I caught my first glimpse of our destination in the far distance: a warship, vast and battle-scarred, its curved prow painted white and its marker lights blinking in the void.
I knew its name from the records: the Swordstorm.
Capital-class. Huge. Retro-fitted for speed – those engines are enormous. Was that sanctioned by Mars?
I knew he was in there. That was where he was waiting.
‘Try to understand him,’ said Yesugei calmly. ‘He may even like you. I have seen stranger things.’

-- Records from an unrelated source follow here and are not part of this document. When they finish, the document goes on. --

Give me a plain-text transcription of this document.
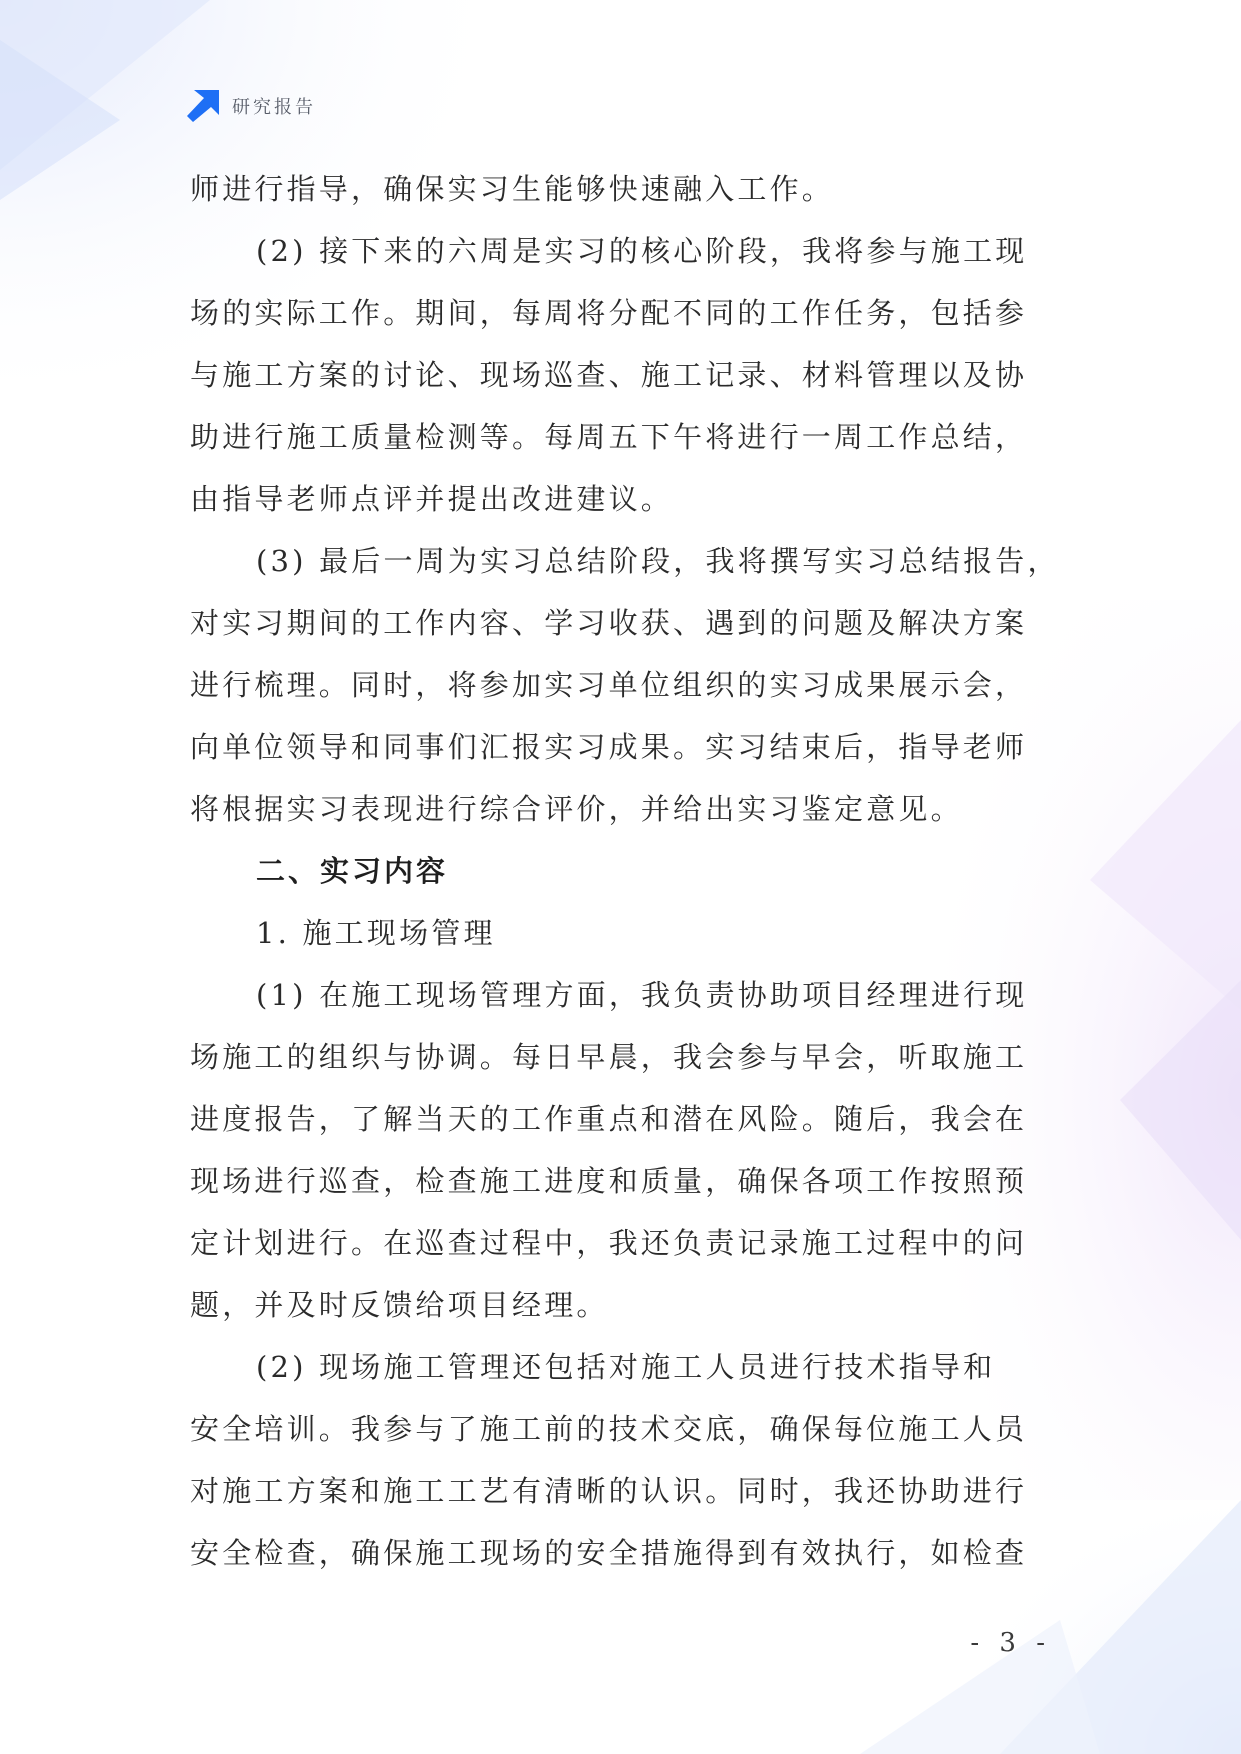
研究报告
师进行指导，确保实习生能够快速融入工作。
(2) 接下来的六周是实习的核心阶段，我将参与施工现
场的实际工作。期间，每周将分配不同的工作任务，包括参
与施工方案的讨论、现场巡查、施工记录、材料管理以及协
助进行施工质量检测等。每周五下午将进行一周工作总结，
由指导老师点评并提出改进建议。
(3) 最后一周为实习总结阶段，我将撰写实习总结报告，
对实习期间的工作内容、学习收获、遇到的问题及解决方案
进行梳理。同时，将参加实习单位组织的实习成果展示会，
向单位领导和同事们汇报实习成果。实习结束后，指导老师
将根据实习表现进行综合评价，并给出实习鉴定意见。
二、实习内容
1. 施工现场管理
(1) 在施工现场管理方面，我负责协助项目经理进行现
场施工的组织与协调。每日早晨，我会参与早会，听取施工
进度报告，了解当天的工作重点和潜在风险。随后，我会在
现场进行巡查，检查施工进度和质量，确保各项工作按照预
定计划进行。在巡查过程中，我还负责记录施工过程中的问
题，并及时反馈给项目经理。
(2) 现场施工管理还包括对施工人员进行技术指导和
安全培训。我参与了施工前的技术交底，确保每位施工人员
对施工方案和施工工艺有清晰的认识。同时，我还协助进行
安全检查，确保施工现场的安全措施得到有效执行，如检查
- 3 -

We touched down in one of the Swordstorm’s hangars, and then things moved quickly. Yesugei escorted me down long corridors, up elevator-shafts, across huge halls thronged with menials and servitors. I heard singing in a language I didn’t understand, and laughter echoing along service corridors. The entire ship had an air of furious, good-natured, slightly chaotic energy. It smelled cleaner than the Army cruisers I was used to, with an underlying aroma of something like incense rising from the polished floors. Everything was brightly lit and copiously decorated with the colours of the Legion – white, gold and red.